As a landscape company, we’re using this example to revise how we transplant. I’m now advocating an even more thorough investigation of the root ball before planting. This one we didn’t catch as the root ball we dealt with was a 2 gallon size much bigger than the tangled part you see here. I will follow up with another post on the latest techniques in transplanting.

May 16 10

Hot Diggity, ‘Digging Dog Nursery’ Plants Arrive

by James

We had the opportunity to order plants from Digging Dog Nursery from Albion, CA. Which to be honest, I don’t know exactly where that is. I mean I can look up on a map and see it is about 40% of the way between San Francisco and the Oregon border and on the ocean. So it seems like their climate isn’t hellishly different than our mild weather we get here in the Seattle area. I’ve driven down good old highway 101 thru CA, so I must have passed thru there at some point. It seems a little strange to buy plants from so far away to plop in our gardens. Do the plants know they’ve been so abruptly, so rudely extradited from their hometown?

http://www.diggingdog.com/

Usually we pick up plants at a local wholesale nursery. It’s a fun experience to play among the acres of plants. Sometimes we’ll see a plant we’ve never seen before or ‘ooh and ahh’ over a particularly fine specimen we’ve seen many times before, and everything in between. But going to the big nurseries is often a slog thru the mud. They are so big that instead of pushing a cart around, like at a retail nursery, you’re driving your truck over dirt roads. Stop and start driving to pick up plants seems so anti-gardeny, so burn the fuel-y, so against our mission of doing our best to restore the balance of nature.  On the other hand, going local we get to see and touch the plants. And we know that, for the most part, they have had some time to acclimate to our weather, even if they too have arrived from Albion, CA.

It appears I've ordered a box of fluff!

Mail order on the other hand is a completely different animal.

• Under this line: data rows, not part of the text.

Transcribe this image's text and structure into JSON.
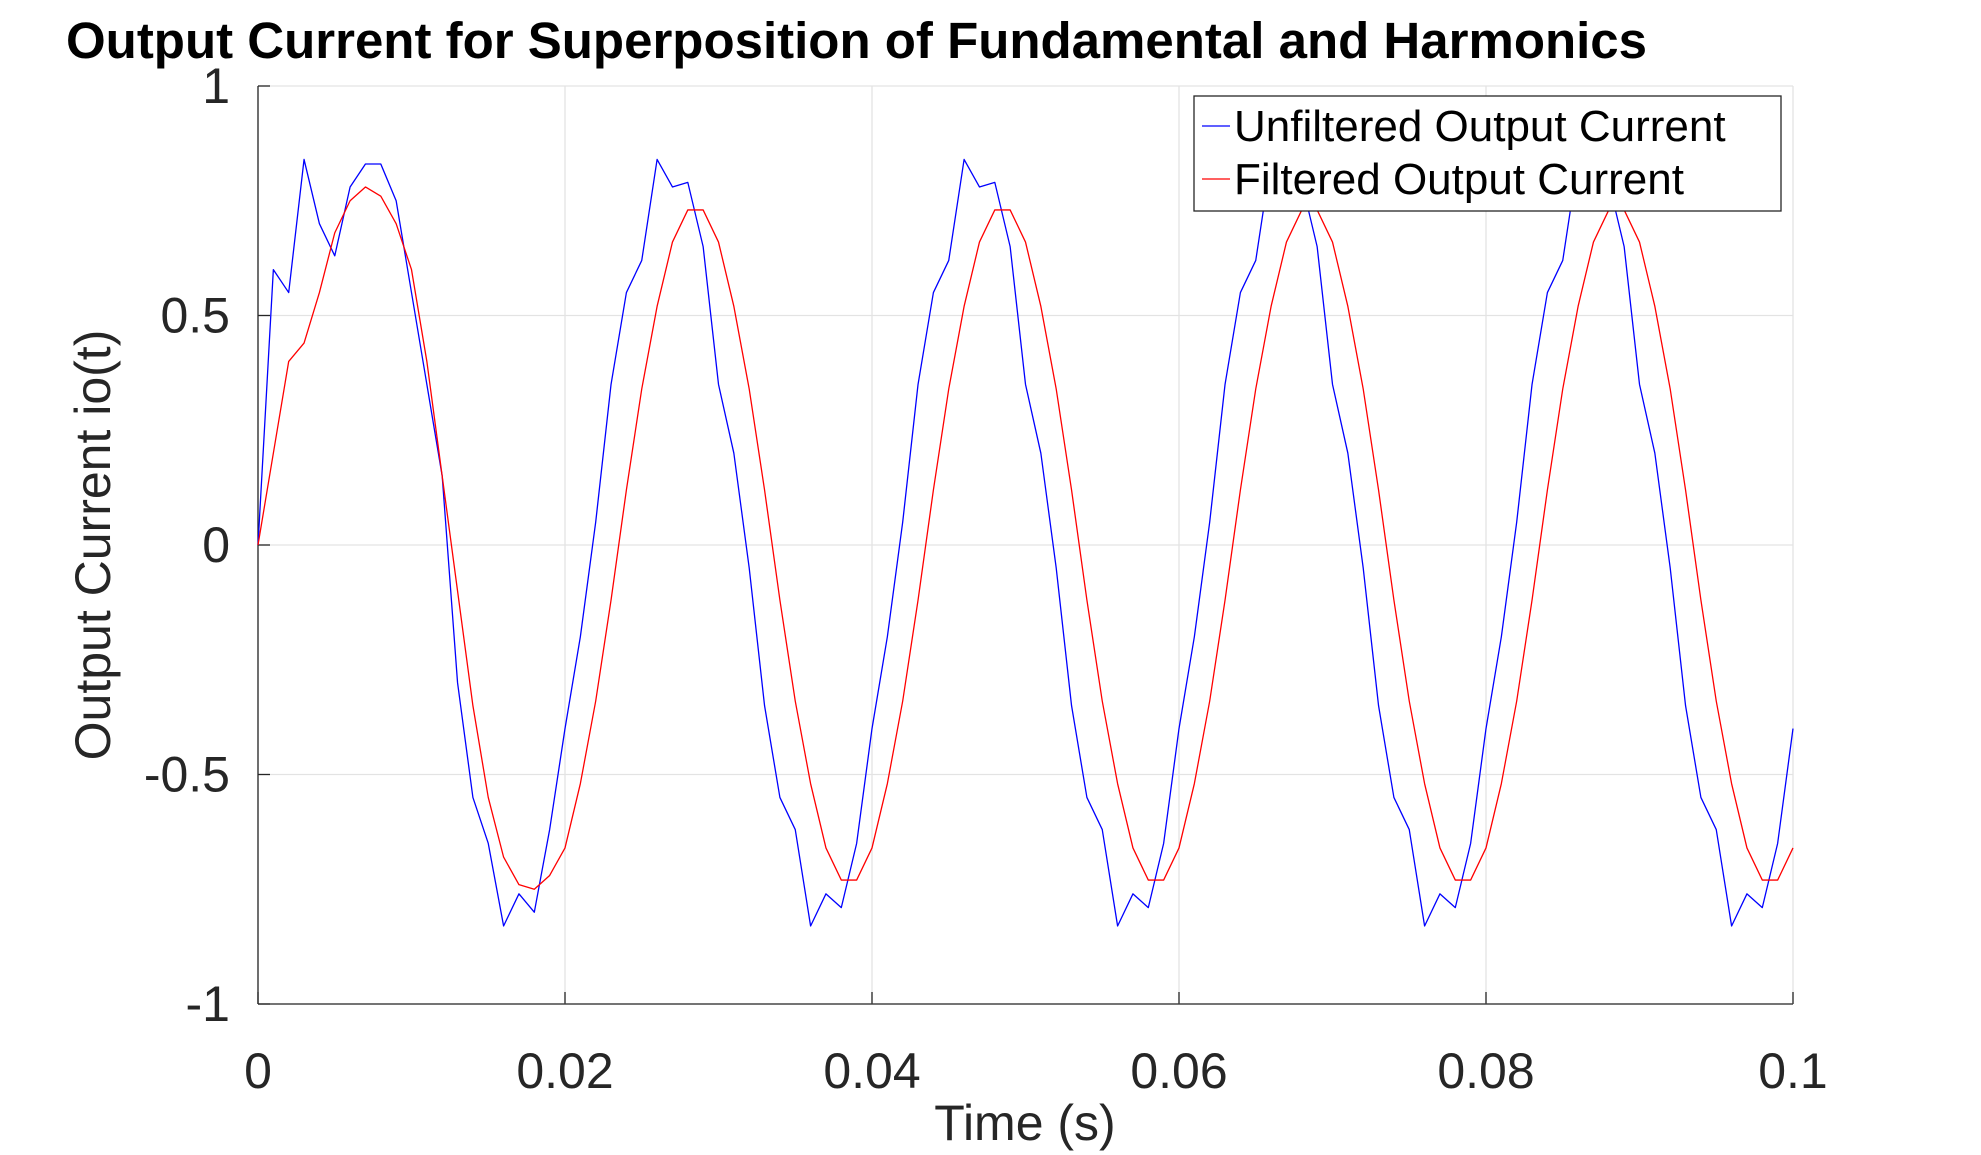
{
  "chart_data": {
    "type": "line",
    "title": "Output Current for Superposition of Fundamental and Harmonics",
    "xlabel": "Time (s)",
    "ylabel": "Output Current io(t)",
    "xlim": [
      0,
      0.1
    ],
    "xticks": [
      0,
      0.02,
      0.04,
      0.06,
      0.08,
      0.1
    ],
    "ylim": [
      -1,
      1
    ],
    "yticks": [
      -1,
      -0.5,
      0,
      0.5,
      1
    ],
    "grid": true,
    "legend": "upper right",
    "x": [
      0,
      0.001,
      0.002,
      0.003,
      0.004,
      0.005,
      0.006,
      0.007,
      0.008,
      0.009,
      0.01,
      0.011,
      0.012,
      0.013,
      0.014,
      0.015,
      0.016,
      0.017,
      0.018,
      0.019,
      0.02,
      0.021,
      0.022,
      0.023,
      0.024,
      0.025,
      0.026,
      0.027,
      0.028,
      0.029,
      0.03,
      0.031,
      0.032,
      0.033,
      0.034,
      0.035,
      0.036,
      0.037,
      0.038,
      0.039,
      0.04,
      0.041,
      0.042,
      0.043,
      0.044,
      0.045,
      0.046,
      0.047,
      0.048,
      0.049,
      0.05,
      0.051,
      0.052,
      0.053,
      0.054,
      0.055,
      0.056,
      0.057,
      0.058,
      0.059,
      0.06,
      0.061,
      0.062,
      0.063,
      0.064,
      0.065,
      0.066,
      0.067,
      0.068,
      0.069,
      0.07,
      0.071,
      0.072,
      0.073,
      0.074,
      0.075,
      0.076,
      0.077,
      0.078,
      0.079,
      0.08,
      0.081,
      0.082,
      0.083,
      0.084,
      0.085,
      0.086,
      0.087,
      0.088,
      0.089,
      0.09,
      0.091,
      0.092,
      0.093,
      0.094,
      0.095,
      0.096,
      0.097,
      0.098,
      0.099,
      0.1
    ],
    "series": [
      {
        "name": "Unfiltered Output Current",
        "color": "#0000ff",
        "values": [
          0,
          0.6,
          0.55,
          0.84,
          0.7,
          0.63,
          0.78,
          0.83,
          0.83,
          0.75,
          0.55,
          0.35,
          0.15,
          -0.3,
          -0.55,
          -0.65,
          -0.83,
          -0.76,
          -0.8,
          -0.62,
          -0.4,
          -0.2,
          0.05,
          0.35,
          0.55,
          0.62,
          0.84,
          0.78,
          0.79,
          0.65,
          0.35,
          0.2,
          -0.05,
          -0.35,
          -0.55,
          -0.62,
          -0.83,
          -0.76,
          -0.79,
          -0.65,
          -0.4,
          -0.2,
          0.05,
          0.35,
          0.55,
          0.62,
          0.84,
          0.78,
          0.79,
          0.65,
          0.35,
          0.2,
          -0.05,
          -0.35,
          -0.55,
          -0.62,
          -0.83,
          -0.76,
          -0.79,
          -0.65,
          -0.4,
          -0.2,
          0.05,
          0.35,
          0.55,
          0.62,
          0.84,
          0.78,
          0.79,
          0.65,
          0.35,
          0.2,
          -0.05,
          -0.35,
          -0.55,
          -0.62,
          -0.83,
          -0.76,
          -0.79,
          -0.65,
          -0.4,
          -0.2,
          0.05,
          0.35,
          0.55,
          0.62,
          0.84,
          0.78,
          0.79,
          0.65,
          0.35,
          0.2,
          -0.05,
          -0.35,
          -0.55,
          -0.62,
          -0.83,
          -0.76,
          -0.79,
          -0.65,
          -0.4
        ]
      },
      {
        "name": "Filtered Output Current",
        "color": "#ff0000",
        "values": [
          0,
          0.2,
          0.4,
          0.44,
          0.55,
          0.68,
          0.75,
          0.78,
          0.76,
          0.7,
          0.6,
          0.4,
          0.15,
          -0.1,
          -0.35,
          -0.55,
          -0.68,
          -0.74,
          -0.75,
          -0.72,
          -0.66,
          -0.52,
          -0.34,
          -0.12,
          0.12,
          0.34,
          0.52,
          0.66,
          0.73,
          0.73,
          0.66,
          0.52,
          0.34,
          0.12,
          -0.12,
          -0.34,
          -0.52,
          -0.66,
          -0.73,
          -0.73,
          -0.66,
          -0.52,
          -0.34,
          -0.12,
          0.12,
          0.34,
          0.52,
          0.66,
          0.73,
          0.73,
          0.66,
          0.52,
          0.34,
          0.12,
          -0.12,
          -0.34,
          -0.52,
          -0.66,
          -0.73,
          -0.73,
          -0.66,
          -0.52,
          -0.34,
          -0.12,
          0.12,
          0.34,
          0.52,
          0.66,
          0.73,
          0.73,
          0.66,
          0.52,
          0.34,
          0.12,
          -0.12,
          -0.34,
          -0.52,
          -0.66,
          -0.73,
          -0.73,
          -0.66,
          -0.52,
          -0.34,
          -0.12,
          0.12,
          0.34,
          0.52,
          0.66,
          0.73,
          0.73,
          0.66,
          0.52,
          0.34,
          0.12,
          -0.12,
          -0.34,
          -0.52,
          -0.66,
          -0.73,
          -0.73,
          -0.66
        ]
      }
    ]
  }
}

In this method, you place your trust completely in the nursery owner’s hands as far as selection and shipping goes. You never see the plant until it arrives at your doorstep and you unpack it. Special considerations must be made for the small shipping containers typical in door to door (UPS, FedEx) delivery. The plants must be small enough to fit the box but big enough withstand the trip in warehouses and semi-trucks. I can appreciate the difficult balance that must be struck.

So how did they do with our order?

I think overall they did pretty swell. The order time was a bit long because they only ship out on Tuesdays.  I placed an online order, late on a Friday and missed the  next ship date, so had to wait another week. As far as the quality of plants and shipping, I’ve taken pictures and I’ll let you decide. We’ll follow up too, after we’ve planted and grown the plants in the ground a while.

Removing a layer of fluff reveals some perfectly sized Tricyrtis 'Samurai' (Que Cisco Morris: " Hiyaku! ")

And another layer reveals some Veronicastrum with the tops clipped to fit the box, another Tricyrtis and a Ballota.

Here's the lot of them. 3 Veronicastrums, 3 Tricyrtis, and 1 Ballota. All fresh and green, grown in 3" deep-box liners, and carefully wrapped in plastic bags to keep in the well moistened soil.

Pulling out one of the Tricyrtis 'Samurai's' (HiYA!) you can see the root system. Just right in my opinion - grown to the edges but not too the point where they circle or where you can't easily untangle them as you transplant them.